Thursday, November 24, 2011

189: Pudín de Espinacas (Spinach Souffle)

2 Tablespoons butter
2 Tablespoons onion, chopped
3 cups spinach, chopped, cooked (can use frozen)
1 cup milk
2 Tablespoons flour
1 teaspoon salt
1/4 teaspoon black pepper
1 Tablespoon dry white cooking wine
3 eggs

1. Melt the butter and fry the onion until softened.

2. Dry the spinach by squeezing all the liquid out with paper towels.

3. In a blender, mix the spinach, milk, flour, salt and pepper.

4. Pour the spinach mix into the butter onion mix and heat through.

5. Once it thickens, remove the pan from the heat and add the cooking wine and mix well.

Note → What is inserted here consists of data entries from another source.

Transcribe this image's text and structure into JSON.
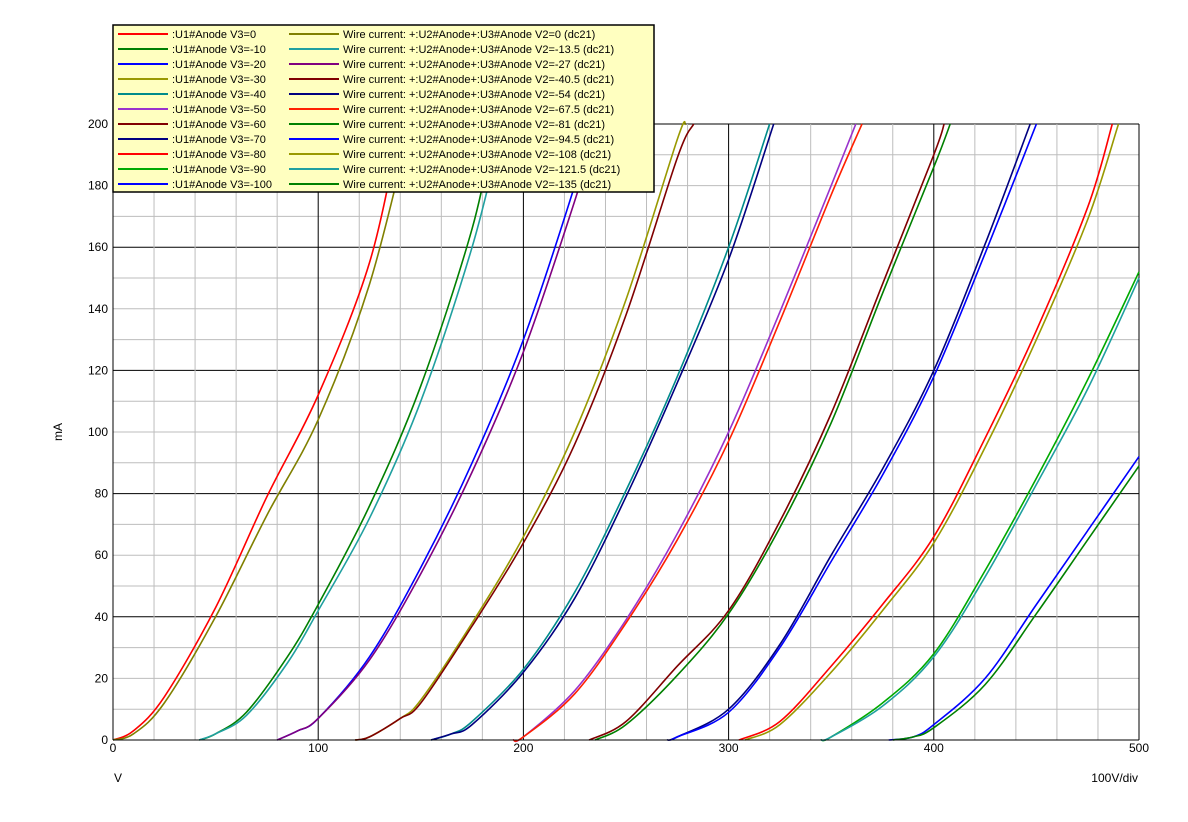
{
  "chart_data": {
    "type": "line",
    "xlabel": "V",
    "ylabel": "mA",
    "x_scale_note": "100V/div",
    "xlim": [
      0,
      500
    ],
    "ylim": [
      0,
      200
    ],
    "xticks": [
      0,
      100,
      200,
      300,
      400,
      500
    ],
    "yticks": [
      0,
      20,
      40,
      60,
      80,
      100,
      120,
      140,
      160,
      180,
      200
    ],
    "grid": true,
    "legend_position": "top-left",
    "legend_columns": [
      [
        {
          "label": ":U1#Anode V3=0",
          "color": "#ff0000"
        },
        {
          "label": ":U1#Anode V3=-10",
          "color": "#008000"
        },
        {
          "label": ":U1#Anode V3=-20",
          "color": "#0000ff"
        },
        {
          "label": ":U1#Anode V3=-30",
          "color": "#999900"
        },
        {
          "label": ":U1#Anode V3=-40",
          "color": "#008b8b"
        },
        {
          "label": ":U1#Anode V3=-50",
          "color": "#9932cc"
        },
        {
          "label": ":U1#Anode V3=-60",
          "color": "#800000"
        },
        {
          "label": ":U1#Anode V3=-70",
          "color": "#000080"
        },
        {
          "label": ":U1#Anode V3=-80",
          "color": "#ff0000"
        },
        {
          "label": ":U1#Anode V3=-90",
          "color": "#00aa00"
        },
        {
          "label": ":U1#Anode V3=-100",
          "color": "#0000ff"
        }
      ],
      [
        {
          "label": "Wire current: +:U2#Anode+:U3#Anode V2=0 (dc21)",
          "color": "#808000"
        },
        {
          "label": "Wire current: +:U2#Anode+:U3#Anode V2=-13.5 (dc21)",
          "color": "#20a0a0"
        },
        {
          "label": "Wire current: +:U2#Anode+:U3#Anode V2=-27 (dc21)",
          "color": "#800080"
        },
        {
          "label": "Wire current: +:U2#Anode+:U3#Anode V2=-40.5 (dc21)",
          "color": "#800000"
        },
        {
          "label": "Wire current: +:U2#Anode+:U3#Anode V2=-54 (dc21)",
          "color": "#000080"
        },
        {
          "label": "Wire current: +:U2#Anode+:U3#Anode V2=-67.5 (dc21)",
          "color": "#ff2000"
        },
        {
          "label": "Wire current: +:U2#Anode+:U3#Anode V2=-81 (dc21)",
          "color": "#008000"
        },
        {
          "label": "Wire current: +:U2#Anode+:U3#Anode V2=-94.5 (dc21)",
          "color": "#0000ff"
        },
        {
          "label": "Wire current: +:U2#Anode+:U3#Anode V2=-108 (dc21)",
          "color": "#999900"
        },
        {
          "label": "Wire current: +:U2#Anode+:U3#Anode V2=-121.5 (dc21)",
          "color": "#20a0a0"
        },
        {
          "label": "Wire current: +:U2#Anode+:U3#Anode V2=-135 (dc21)",
          "color": "#008000"
        }
      ]
    ],
    "curve_family_note": "Each curve starts at 0 mA at cutoff voltage x0 and rises roughly as a power law; points estimated from gridlines.",
    "series": [
      {
        "name": ":U1#Anode V3=0",
        "color": "#ff0000",
        "x": [
          0,
          10,
          25,
          50,
          75,
          100,
          125,
          140
        ],
        "y": [
          0,
          3,
          14,
          43,
          79,
          112,
          155,
          200
        ]
      },
      {
        "name": "Wire current: +:U2#Anode+:U3#Anode V2=0 (dc21)",
        "color": "#808000",
        "x": [
          0,
          10,
          25,
          50,
          75,
          100,
          125,
          145
        ],
        "y": [
          0,
          2,
          12,
          40,
          73,
          104,
          148,
          200
        ]
      },
      {
        "name": ":U1#Anode V3=-10",
        "color": "#008000",
        "x": [
          42,
          50,
          65,
          85,
          100,
          125,
          150,
          175,
          186
        ],
        "y": [
          0,
          2,
          9,
          27,
          44,
          76,
          115,
          166,
          200
        ]
      },
      {
        "name": "Wire current: +:U2#Anode+:U3#Anode V2=-13.5 (dc21)",
        "color": "#20a0a0",
        "x": [
          42,
          50,
          65,
          85,
          100,
          125,
          150,
          175,
          190
        ],
        "y": [
          0,
          2,
          8,
          25,
          42,
          72,
          110,
          160,
          200
        ]
      },
      {
        "name": ":U1#Anode V3=-20",
        "color": "#0000ff",
        "x": [
          80,
          90,
          100,
          125,
          150,
          175,
          200,
          225,
          233
        ],
        "y": [
          0,
          3,
          7,
          27,
          56,
          90,
          130,
          180,
          200
        ]
      },
      {
        "name": "Wire current: +:U2#Anode+:U3#Anode V2=-27 (dc21)",
        "color": "#800080",
        "x": [
          80,
          90,
          100,
          125,
          150,
          175,
          200,
          225,
          236
        ],
        "y": [
          0,
          3,
          7,
          26,
          54,
          87,
          126,
          175,
          200
        ]
      },
      {
        "name": ":U1#Anode V3=-30",
        "color": "#999900",
        "x": [
          118,
          125,
          140,
          150,
          175,
          200,
          225,
          250,
          275,
          279
        ],
        "y": [
          0,
          1,
          7,
          13,
          38,
          66,
          100,
          143,
          195,
          200
        ]
      },
      {
        "name": "Wire current: +:U2#Anode+:U3#Anode V2=-40.5 (dc21)",
        "color": "#800000",
        "x": [
          118,
          125,
          140,
          150,
          175,
          200,
          225,
          250,
          275,
          283
        ],
        "y": [
          0,
          1,
          7,
          12,
          37,
          64,
          96,
          138,
          189,
          200
        ]
      },
      {
        "name": ":U1#Anode V3=-40",
        "color": "#008b8b",
        "x": [
          155,
          165,
          175,
          200,
          225,
          250,
          275,
          300,
          320
        ],
        "y": [
          0,
          2,
          6,
          23,
          48,
          81,
          118,
          160,
          200
        ]
      },
      {
        "name": "Wire current: +:U2#Anode+:U3#Anode V2=-54 (dc21)",
        "color": "#000080",
        "x": [
          155,
          165,
          175,
          200,
          225,
          250,
          275,
          300,
          322
        ],
        "y": [
          0,
          2,
          5,
          22,
          46,
          79,
          116,
          156,
          200
        ]
      },
      {
        "name": ":U1#Anode V3=-50",
        "color": "#9932cc",
        "x": [
          195,
          200,
          225,
          250,
          275,
          300,
          325,
          350,
          362
        ],
        "y": [
          0,
          1,
          16,
          39,
          67,
          100,
          139,
          180,
          200
        ]
      },
      {
        "name": "Wire current: +:U2#Anode+:U3#Anode V2=-67.5 (dc21)",
        "color": "#ff2000",
        "x": [
          195,
          200,
          225,
          250,
          275,
          300,
          325,
          350,
          365
        ],
        "y": [
          0,
          1,
          15,
          38,
          65,
          97,
          136,
          177,
          200
        ]
      },
      {
        "name": ":U1#Anode V3=-60",
        "color": "#800000",
        "x": [
          232,
          250,
          275,
          300,
          325,
          350,
          375,
          400,
          405
        ],
        "y": [
          0,
          6,
          24,
          42,
          71,
          106,
          148,
          190,
          200
        ]
      },
      {
        "name": "Wire current: +:U2#Anode+:U3#Anode V2=-81 (dc21)",
        "color": "#008000",
        "x": [
          235,
          250,
          275,
          300,
          325,
          350,
          375,
          400,
          408
        ],
        "y": [
          0,
          5,
          21,
          41,
          69,
          103,
          145,
          186,
          200
        ]
      },
      {
        "name": ":U1#Anode V3=-70",
        "color": "#000080",
        "x": [
          270,
          275,
          300,
          325,
          350,
          375,
          400,
          425,
          447
        ],
        "y": [
          0,
          1,
          10,
          31,
          60,
          88,
          120,
          161,
          200
        ]
      },
      {
        "name": "Wire current: +:U2#Anode+:U3#Anode V2=-94.5 (dc21)",
        "color": "#0000ff",
        "x": [
          272,
          275,
          300,
          325,
          350,
          375,
          400,
          425,
          450
        ],
        "y": [
          0,
          1,
          9,
          30,
          58,
          86,
          118,
          158,
          200
        ]
      },
      {
        "name": ":U1#Anode V3=-80",
        "color": "#ff0000",
        "x": [
          305,
          325,
          350,
          375,
          400,
          425,
          450,
          475,
          487
        ],
        "y": [
          0,
          6,
          24,
          44,
          66,
          98,
          133,
          173,
          200
        ]
      },
      {
        "name": "Wire current: +:U2#Anode+:U3#Anode V2=-108 (dc21)",
        "color": "#999900",
        "x": [
          308,
          325,
          350,
          375,
          400,
          425,
          450,
          475,
          490
        ],
        "y": [
          0,
          5,
          22,
          42,
          64,
          95,
          130,
          169,
          200
        ]
      },
      {
        "name": ":U1#Anode V3=-90",
        "color": "#00aa00",
        "x": [
          345,
          350,
          375,
          400,
          425,
          450,
          475,
          500
        ],
        "y": [
          0,
          1,
          12,
          28,
          55,
          85,
          117,
          152
        ]
      },
      {
        "name": "Wire current: +:U2#Anode+:U3#Anode V2=-121.5 (dc21)",
        "color": "#20a0a0",
        "x": [
          345,
          350,
          375,
          400,
          425,
          450,
          475,
          500
        ],
        "y": [
          0,
          1,
          11,
          27,
          53,
          83,
          114,
          150
        ]
      },
      {
        "name": ":U1#Anode V3=-100",
        "color": "#0000ff",
        "x": [
          378,
          390,
          400,
          425,
          450,
          475,
          500
        ],
        "y": [
          0,
          1,
          5,
          20,
          44,
          68,
          92
        ]
      },
      {
        "name": "Wire current: +:U2#Anode+:U3#Anode V2=-135 (dc21)",
        "color": "#008000",
        "x": [
          380,
          390,
          400,
          425,
          450,
          475,
          500
        ],
        "y": [
          0,
          1,
          4,
          18,
          41,
          65,
          89
        ]
      }
    ]
  }
}
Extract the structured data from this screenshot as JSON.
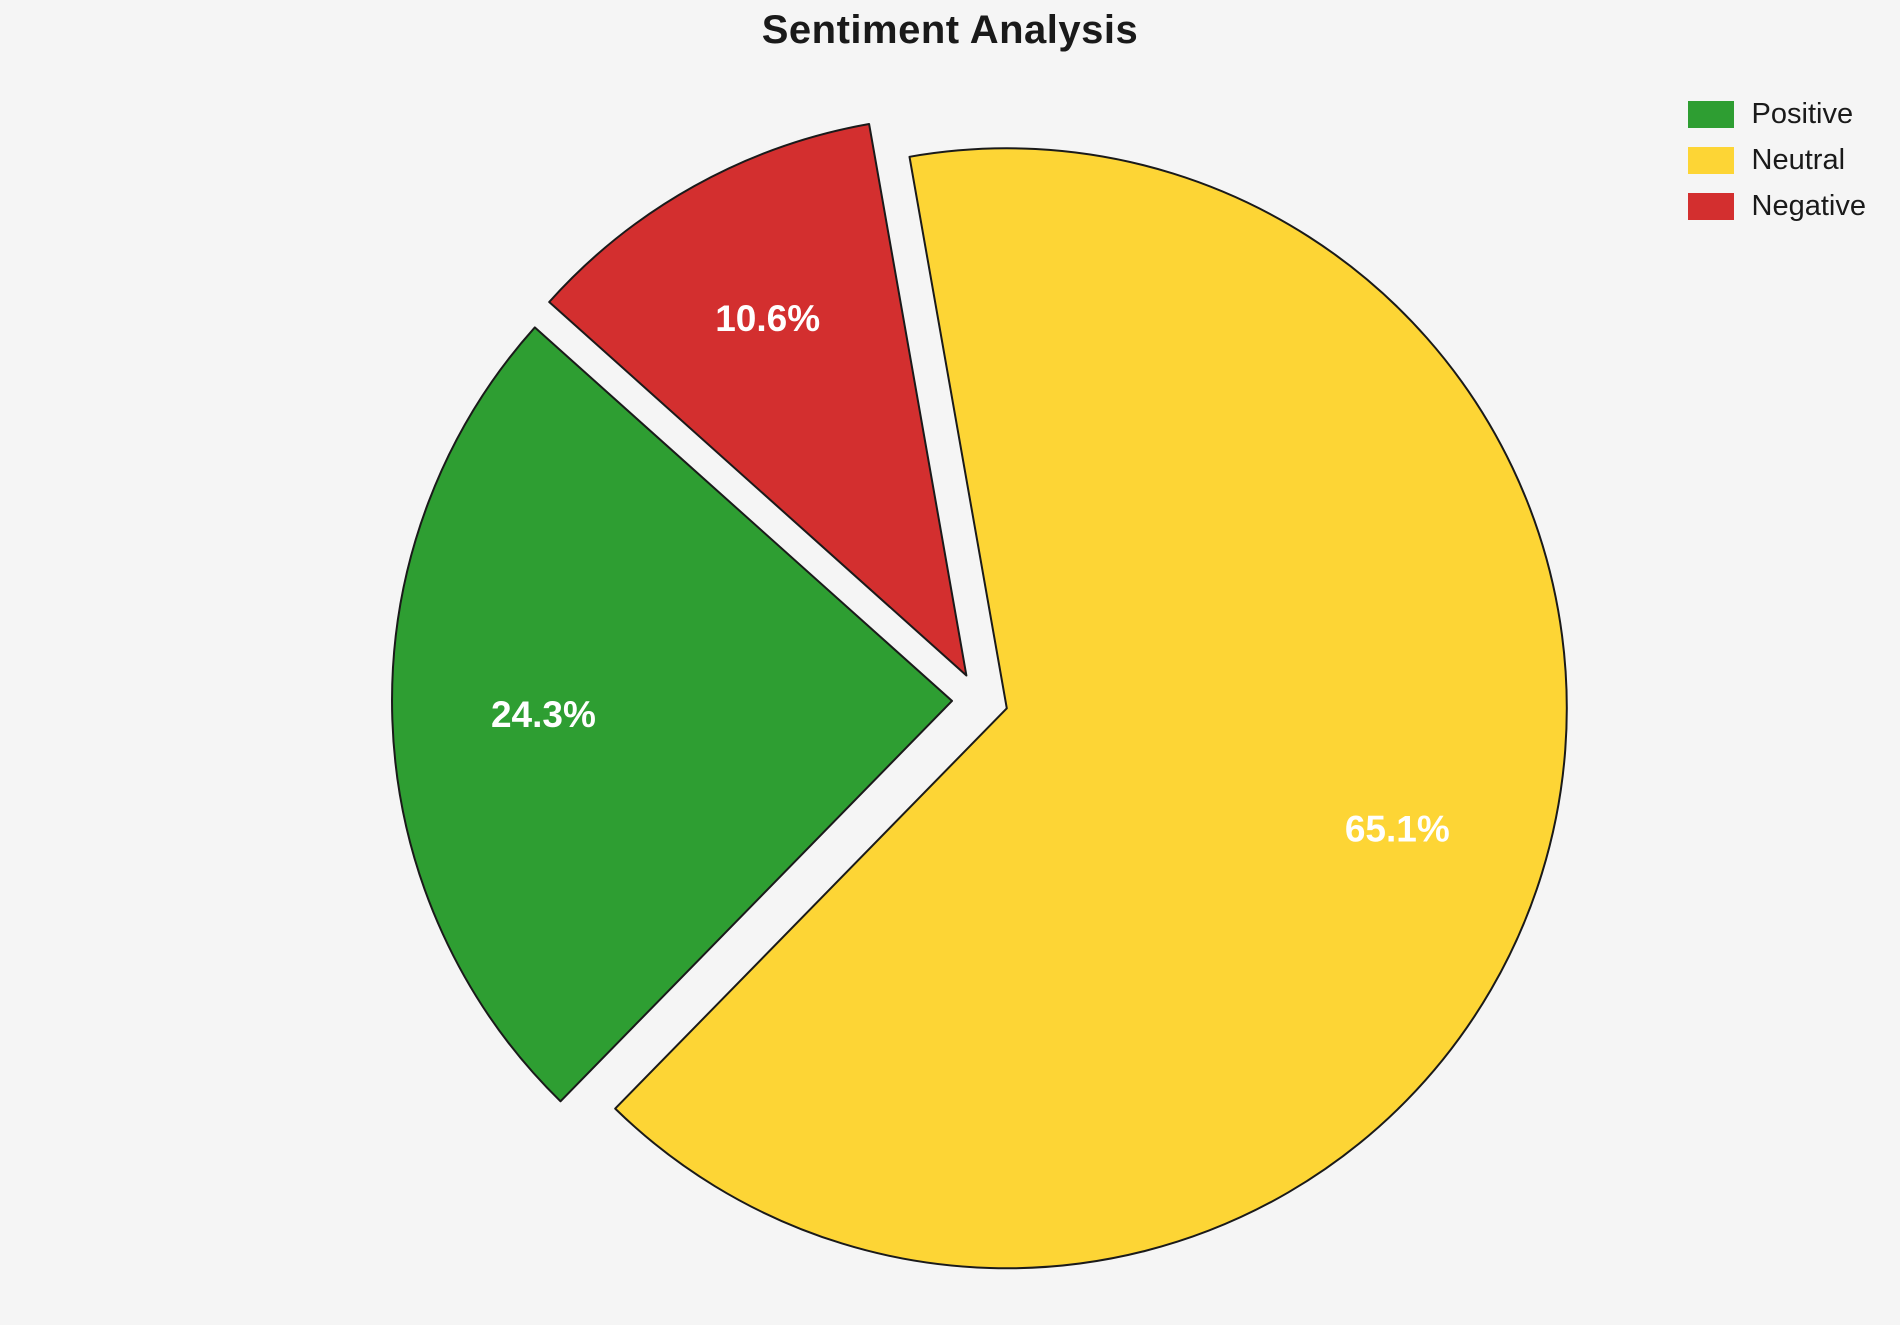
{
  "title": "Sentiment Analysis",
  "chart_data": {
    "type": "pie",
    "title": "Sentiment Analysis",
    "slices": [
      {
        "label": "Positive",
        "value": 24.3,
        "pct_label": "24.3%",
        "color": "#2e9e32"
      },
      {
        "label": "Neutral",
        "value": 65.1,
        "pct_label": "65.1%",
        "color": "#fdd535"
      },
      {
        "label": "Negative",
        "value": 10.6,
        "pct_label": "10.6%",
        "color": "#d32f2f"
      }
    ],
    "draw_order": [
      1,
      0,
      2
    ],
    "start_angle_deg": 100,
    "direction": "clockwise",
    "explode": 0.05,
    "label_color": "#ffffff",
    "edge_color": "#1a1a1a",
    "legend_position": "top-right",
    "legend_entries": [
      "Positive",
      "Neutral",
      "Negative"
    ],
    "background": "#f5f5f5"
  }
}
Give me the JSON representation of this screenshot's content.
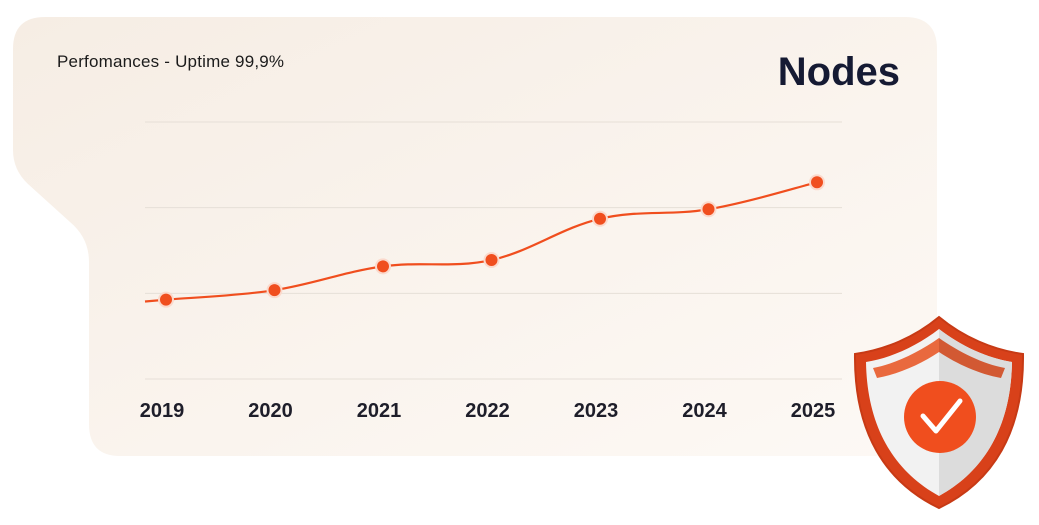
{
  "card": {
    "subtitle": "Perfomances - Uptime 99,9%",
    "title": "Nodes"
  },
  "colors": {
    "accent": "#f04e1e",
    "card_bg_start": "#f6ede4",
    "card_bg_end": "#fdf9f5",
    "grid": "#e6dfd7",
    "title": "#151a33"
  },
  "shield": {
    "icon": "shield-check-icon"
  },
  "chart_data": {
    "type": "line",
    "categories": [
      "2019",
      "2020",
      "2021",
      "2022",
      "2023",
      "2024",
      "2025"
    ],
    "series": [
      {
        "values": [
          38,
          44,
          59,
          63,
          89,
          95,
          112
        ]
      }
    ],
    "ylim": [
      -12,
      150
    ],
    "grid": true,
    "legend": "none",
    "curve": "smooth"
  }
}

6. In a bowl, beat the eggs and gently fold in the spinach mix, adding a scoop at a time after each mixing.

7. Pour the mix into a greased bundt pan.

8. Place the bundt pan into a large Pyrex and pour hot water into the Pyrex until it comes up the sides of the bundt pan by at least 1".

9. Bake at 375 degrees for 30 minutes. Check for doneness by inserting a toothpick or knife and having it come out clean.

10. Let cool for 30 minutes before flipping out onto a serving dish.

Makes six servings.

This dish can also be made with a layer of camarones enchilados (shrimp creole) in the middle of the spinach.